Samantha “Foxx” Winship seems to have found her calling on the farm.
Owner and operator of Mother’s Finest Family Urban Farms in Winston-Salem, Winship had a sense for agriculture instilled at an early age. Born in New York but with family roots in Wayne County, Winship spent her early years on her great-uncle’s farm, watching her older brother and cousins pick tobacco over the summer and enjoying the fresh-picked food her grandmother cooked. While those memories were precious, Winship said she didn’t intend to make agriculture a part of her life as an adult.
That changed after she moved back to North Carolina.
“I ended up going to a class at the cooperative extension, an urban farming class they were offering. At first I was skeptical, because I was very disconnected from that life by then. It was a fast life I was living, and I was trying to slow down when I came to North Carolina, but in no way was I like ‘I’m going to be a farmer,’” Winship said. “Then I took the class, and it was just like an awakening for me. It really just shifted me back to my home and where my heart was.”
With that, Winship began working to build a place where she could share her love of the farm with her community and her family.
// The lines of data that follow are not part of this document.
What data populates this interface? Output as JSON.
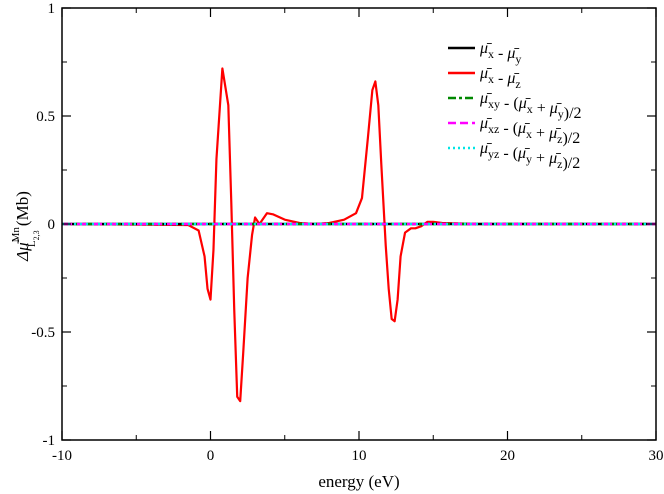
{
  "chart_data": {
    "type": "line",
    "xlabel": "energy (eV)",
    "ylabel": "Δμ̄",
    "ylabel_sup": "Mn",
    "ylabel_sub": "L",
    "ylabel_subsub": "2,3",
    "ylabel_unit": "(Mb)",
    "xlim": [
      -10,
      30
    ],
    "ylim": [
      -1,
      1
    ],
    "xticks": [
      -10,
      0,
      10,
      20,
      30
    ],
    "xtick_labels": [
      "-10",
      "0",
      "10",
      "20",
      "30"
    ],
    "yticks": [
      -1,
      -0.5,
      0,
      0.5,
      1
    ],
    "ytick_labels": [
      "-1",
      "-0.5",
      "0",
      "0.5",
      "1"
    ],
    "grid": false,
    "legend_position": "top-right",
    "series": [
      {
        "legend": [
          {
            "t": "μ̄",
            "s": "x"
          },
          {
            "t": " - "
          },
          {
            "t": "μ̄",
            "s": "y"
          }
        ],
        "color": "#000000",
        "dash": "solid",
        "x": [
          -10,
          30
        ],
        "y": [
          0,
          0
        ]
      },
      {
        "legend": [
          {
            "t": "μ̄",
            "s": "x"
          },
          {
            "t": " - "
          },
          {
            "t": "μ̄",
            "s": "z"
          }
        ],
        "color": "#ff0000",
        "dash": "solid",
        "x": [
          -10,
          -1.5,
          -0.8,
          -0.4,
          -0.2,
          0,
          0.2,
          0.4,
          0.8,
          1.2,
          1.4,
          1.6,
          1.8,
          2.0,
          2.2,
          2.5,
          2.8,
          3.0,
          3.3,
          3.8,
          4.2,
          5.0,
          6.0,
          7.0,
          8.0,
          9.0,
          9.8,
          10.2,
          10.6,
          10.9,
          11.1,
          11.3,
          11.5,
          11.8,
          12.0,
          12.2,
          12.4,
          12.6,
          12.8,
          13.1,
          13.5,
          13.8,
          14.2,
          14.6,
          15.0,
          15.6,
          16.5,
          18.0,
          20.0,
          25.0,
          30.0
        ],
        "y": [
          0,
          -0.005,
          -0.03,
          -0.15,
          -0.3,
          -0.35,
          -0.12,
          0.3,
          0.72,
          0.55,
          0.1,
          -0.4,
          -0.8,
          -0.82,
          -0.6,
          -0.25,
          -0.05,
          0.03,
          0.0,
          0.05,
          0.045,
          0.02,
          0.005,
          0.0,
          0.005,
          0.02,
          0.05,
          0.12,
          0.4,
          0.62,
          0.66,
          0.55,
          0.28,
          -0.1,
          -0.3,
          -0.44,
          -0.45,
          -0.35,
          -0.15,
          -0.04,
          -0.02,
          -0.02,
          -0.01,
          0.01,
          0.01,
          0.005,
          0.003,
          0.0,
          0.0,
          0.0,
          0.0
        ]
      },
      {
        "legend": [
          {
            "t": "μ̄",
            "s": "xy"
          },
          {
            "t": " - ("
          },
          {
            "t": "μ̄",
            "s": "x"
          },
          {
            "t": " + "
          },
          {
            "t": "μ̄",
            "s": "y"
          },
          {
            "t": ")/2"
          }
        ],
        "color": "#008800",
        "dash": "10 4 3 4",
        "x": [
          -10,
          30
        ],
        "y": [
          0,
          0
        ]
      },
      {
        "legend": [
          {
            "t": "μ̄",
            "s": "xz"
          },
          {
            "t": " - ("
          },
          {
            "t": "μ̄",
            "s": "x"
          },
          {
            "t": " + "
          },
          {
            "t": "μ̄",
            "s": "z"
          },
          {
            "t": ")/2"
          }
        ],
        "color": "#ff00ff",
        "dash": "10 5",
        "x": [
          -10,
          30
        ],
        "y": [
          0,
          0
        ]
      },
      {
        "legend": [
          {
            "t": "μ̄",
            "s": "yz"
          },
          {
            "t": " - ("
          },
          {
            "t": "μ̄",
            "s": "y"
          },
          {
            "t": " + "
          },
          {
            "t": "μ̄",
            "s": "z"
          },
          {
            "t": ")/2"
          }
        ],
        "color": "#00e5e5",
        "dash": "2 4",
        "x": [
          -10,
          30
        ],
        "y": [
          0,
          0
        ]
      }
    ]
  }
}
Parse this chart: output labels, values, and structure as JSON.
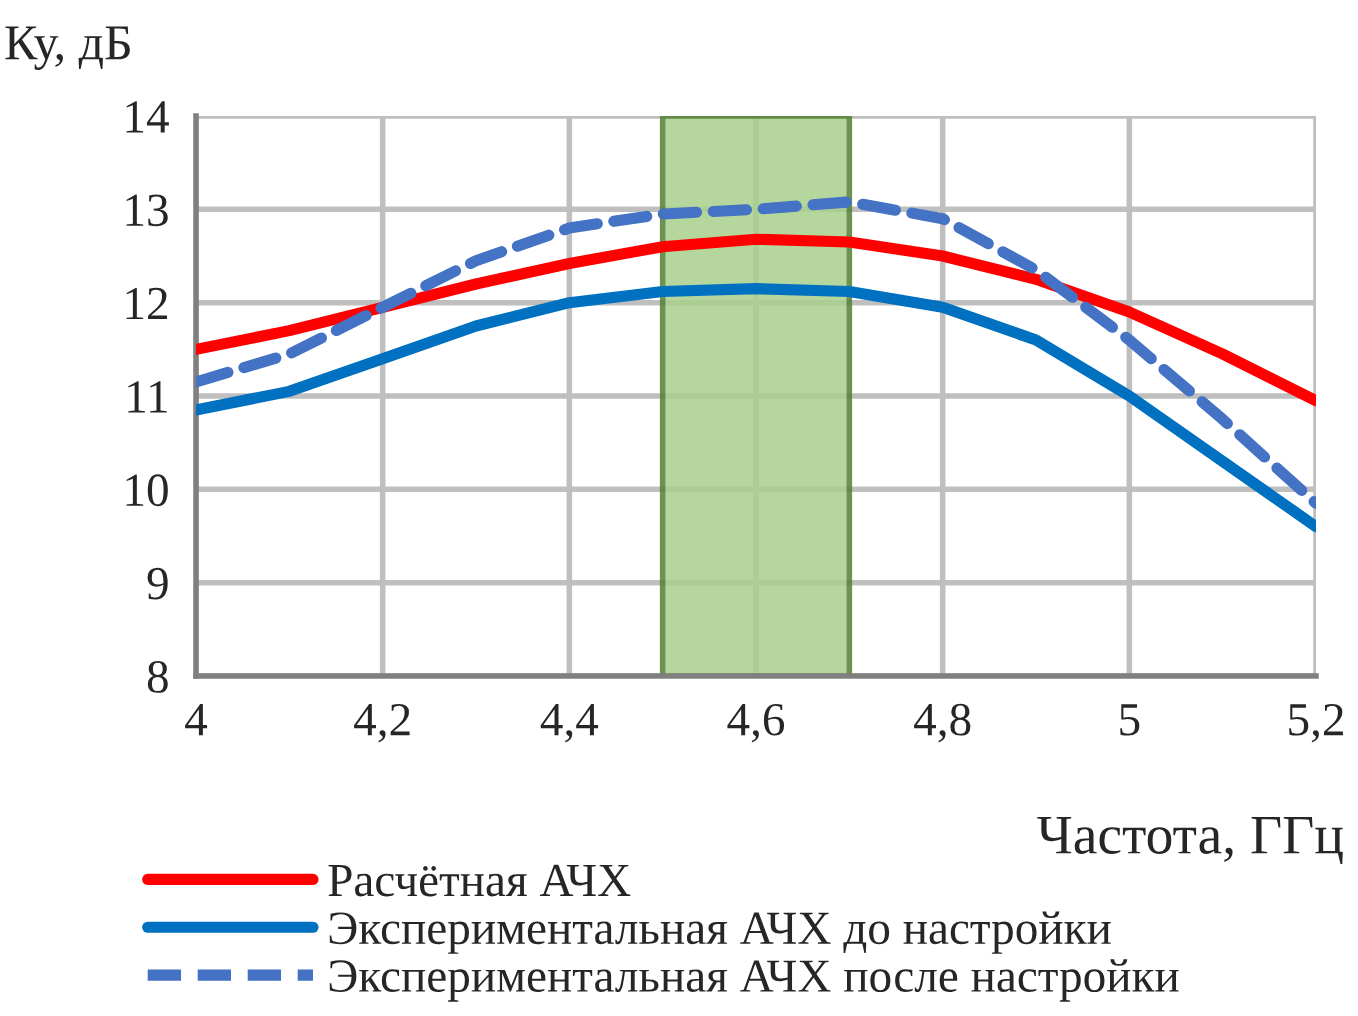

By doing her work in an urban setting, Winship said she has been able to more directly touch the people around her, and spread knowledge to people who might otherwise pass right by a rural farm. She views her work with Mother’s Finest not only as a business, but as a way to build a knowledge base that can help uplift other people around her.
“When it comes to teaching my own kids, I realized as a parent you have to do better,” she said. “Especially with some of the health issues that are in the Black community, I look at it as I want to break some generational curses with what I’m doing. Hopefully I can teach them a better way and then they can spread that to other people.”
Mother’s Finest produces several products including skincare creams, Jamaican scotch bonnet infused honey and holistic tonics. Many of those products are made using the honey produced in Winship’s own beehives, which she cultivates while also teaching beekeeping.
Beekeeping has been a labor of love for Winship, after she began working on beehives with her youngest son Kingston. Seeing how he took to the work hammered home the importance of representation for young black children looking for role models in largely white industries like farming.
“I felt like I had to step up and show even young ladies that beekeeping was something they could do. I never saw a black beekeeper growing up, so I wanted to change the course of how things were set out,” she said. “We started going around to schools and summer programs, bringing our bees, and it kind of started to change the game. Especially when they would see my youngest son, he was maybe five and he knew what he was talking about. It made them start to think ‘I want to be a beekeeper now.’”
Farming in the American south is a historically white, male and rural industry. Winship is a Black woman running an urban farming operation, and her identity plays a major role in how she views her own work.
“It’s a huge part of what I’m doing. I refer to myself as a farm-her,” she said with a laugh. “It is a whitewashed thing when it comes to farming in North Carolina, but just the other day I saw that there’s a school in Charlotte that wrote up something in their curriculum about me, which was jaw-dropping. Black kids don’t really get to see the kind of stuff that I’m doing very often. It’s important, and they’re some big shoes to fill, but we don’t really see this. I didn’t see it growing up either really.”

Photo credit: Leia Vita Marasovich
Breaking down that racial and gender barrier has become something of a personal mission for Winship, which ties into her desire to reach out and educate children who might not have ever known about the opportunities agriculture provides. It’s all in the service of creating a fundamentally better world, she said.
“This is going to be a part of history, and I can already see that future writing itself out. It’s become almost like my duty, because I want a better future,” she said. “I’m willing to give what I’ve worked for in the hopes that future generations will take that and do so much more with it. I believe in the future that much.”